The magnitude of the waste disposal is awesome. To cite a few OTA statistics: About 1,300 major industrial and almost 600 municipal facilities shoot their wastewater directly into estuaries and coastal regions through pipelines. Thousands of other facilities discharge into rivers that run into estuaries. Runoff from farms and cities, which enters virtually all estuaries and coastal waters, may be as damaging as the pipeline pollution. Also, dredgers dump about 180 million tons of material a year, mostly into estuaries. About 7 million tons of sewage sludge a year have been going into coastal waters. Under new regulations, however, sewage treatment plant operators soon can send their sludge only to designated areas in the open sea.

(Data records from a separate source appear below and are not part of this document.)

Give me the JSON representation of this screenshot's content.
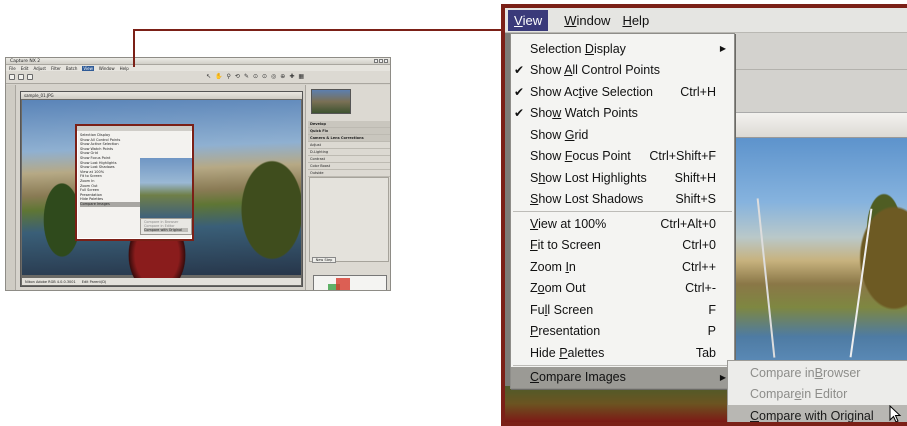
{
  "thumbnail": {
    "app_title": "Capture NX 2",
    "menus": [
      "File",
      "Edit",
      "Adjust",
      "Filter",
      "Batch",
      "View",
      "Window",
      "Help"
    ],
    "doc_title": "sample_01.JPG",
    "status_left": "Nikon Adobe RGB 4.0.0.3001",
    "status_right": "Edit Parent(D)",
    "panel_rows": [
      "Develop",
      "Quick Fix",
      "Camera & Lens Corrections",
      "Adjust",
      "D-Lighting",
      "Contrast",
      "Color Boost",
      "Outside"
    ],
    "new_step_label": "New Step",
    "histogram_label": "Histogram",
    "menu_items": [
      "Selection Display",
      "Show All Control Points",
      "Show Active Selection",
      "Show Watch Points",
      "Show Grid",
      "Show Focus Point",
      "Show Lost Highlights",
      "Show Lost Shadows",
      "View at 100%",
      "Fit to Screen",
      "Zoom In",
      "Zoom Out",
      "Full Screen",
      "Presentation",
      "Hide Palettes",
      "Compare Images"
    ],
    "submenu_items": [
      "Compare in Browser",
      "Compare in Editor",
      "Compare with Original"
    ]
  },
  "menubar": {
    "items": [
      {
        "label": "View",
        "mnemonic": "V",
        "rest": "iew",
        "active": true
      },
      {
        "label": "Window",
        "mnemonic": "W",
        "rest": "indow",
        "active": false
      },
      {
        "label": "Help",
        "mnemonic": "H",
        "rest": "elp",
        "active": false
      }
    ]
  },
  "view_menu": {
    "items": [
      {
        "pre": "Selection ",
        "u": "D",
        "post": "isplay",
        "shortcut": "",
        "checked": false,
        "submenu": true
      },
      {
        "pre": "Show ",
        "u": "A",
        "post": "ll Control Points",
        "shortcut": "",
        "checked": true,
        "submenu": false
      },
      {
        "pre": "Show Ac",
        "u": "t",
        "post": "ive Selection",
        "shortcut": "Ctrl+H",
        "checked": true,
        "submenu": false
      },
      {
        "pre": "Sho",
        "u": "w",
        "post": " Watch Points",
        "shortcut": "",
        "checked": true,
        "submenu": false
      },
      {
        "pre": "Show ",
        "u": "G",
        "post": "rid",
        "shortcut": "",
        "checked": false,
        "submenu": false
      },
      {
        "pre": "Show ",
        "u": "F",
        "post": "ocus Point",
        "shortcut": "Ctrl+Shift+F",
        "checked": false,
        "submenu": false
      },
      {
        "pre": "S",
        "u": "h",
        "post": "ow Lost Highlights",
        "shortcut": "Shift+H",
        "checked": false,
        "submenu": false
      },
      {
        "pre": "",
        "u": "S",
        "post": "how Lost Shadows",
        "shortcut": "Shift+S",
        "checked": false,
        "submenu": false
      },
      {
        "pre": "",
        "u": "V",
        "post": "iew at 100%",
        "shortcut": "Ctrl+Alt+0",
        "checked": false,
        "submenu": false
      },
      {
        "pre": "",
        "u": "F",
        "post": "it to Screen",
        "shortcut": "Ctrl+0",
        "checked": false,
        "submenu": false
      },
      {
        "pre": "Zoom ",
        "u": "I",
        "post": "n",
        "shortcut": "Ctrl++",
        "checked": false,
        "submenu": false
      },
      {
        "pre": "Z",
        "u": "o",
        "post": "om Out",
        "shortcut": "Ctrl+-",
        "checked": false,
        "submenu": false
      },
      {
        "pre": "Fu",
        "u": "l",
        "post": "l Screen",
        "shortcut": "F",
        "checked": false,
        "submenu": false
      },
      {
        "pre": "",
        "u": "P",
        "post": "resentation",
        "shortcut": "P",
        "checked": false,
        "submenu": false
      },
      {
        "pre": "Hide ",
        "u": "P",
        "post": "alettes",
        "shortcut": "Tab",
        "checked": false,
        "submenu": false
      },
      {
        "pre": "",
        "u": "C",
        "post": "ompare Images",
        "shortcut": "",
        "checked": false,
        "submenu": true,
        "highlighted": true
      }
    ]
  },
  "compare_submenu": {
    "items": [
      {
        "pre": "Compare in ",
        "u": "B",
        "post": "rowser",
        "highlighted": false
      },
      {
        "pre": "Compar",
        "u": "e",
        "post": " in Editor",
        "highlighted": false
      },
      {
        "pre": "",
        "u": "C",
        "post": "ompare with Original",
        "highlighted": true
      }
    ]
  },
  "colors": {
    "accent_frame": "#7b2017",
    "menu_highlight": "#9b9a95",
    "menubar_active": "#3a3a7a"
  },
  "icons": [
    "checkmark-icon",
    "submenu-arrow-icon",
    "mouse-pointer-icon"
  ]
}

While the challenge of dealing with this pollution is daunting, the outlook is not entirely bleak. The OTA says that existing regulations - both local and federal - have begun to contain the damage and even have helped to improve some waters. Some major cleanup efforts seem promising, as exemplified by the programs the new Clean Water Act provides for especially bad sites such as Boston Harbor.

Much more action is needed. OTA observes, ruefully, that ``even with total implementation and compliance, which is unlikely, the regulations will not be able to maintain or improve the health of all [United States] estuaries and coastal waters.''

The US needs to deal with this challenge on many levels. Regulation could be tougher and could include more types of pollution. There's a need for more waste treatment plants. OTA calls lack of a systematic overall framework for managing waste disposal in inshore waters ``the critical missing link'' in US efforts to control this pollution.

But the problem transcends national borders. While the OTA report, of necessity, deals mainly with the United States, the assault on the sea that it documents is going on around the world. Moreover, as OTA notes, greater protection of national inshore waters will likely mean more pressure to dump wastes in the open sea.

Marine pollution by any country is everyone's concern. It's part of the general assault on our planetary environment by humanity's burgeoning population and economic development. Not even the vast ocean is immune to the changes this brings. We have scarcely begun to understand what those changes are. But damage being done to inshore waters suggests they could be disastrous.

Thus, besides dealing with its own inshore pollution, the US should join with other nations to learn what pollution is doing to the world ocean. There may be types of pollution that the world environment can't tolerate. We should identify these and work to control them. Marine pollution is a problem that no nation can understand or solve on its own.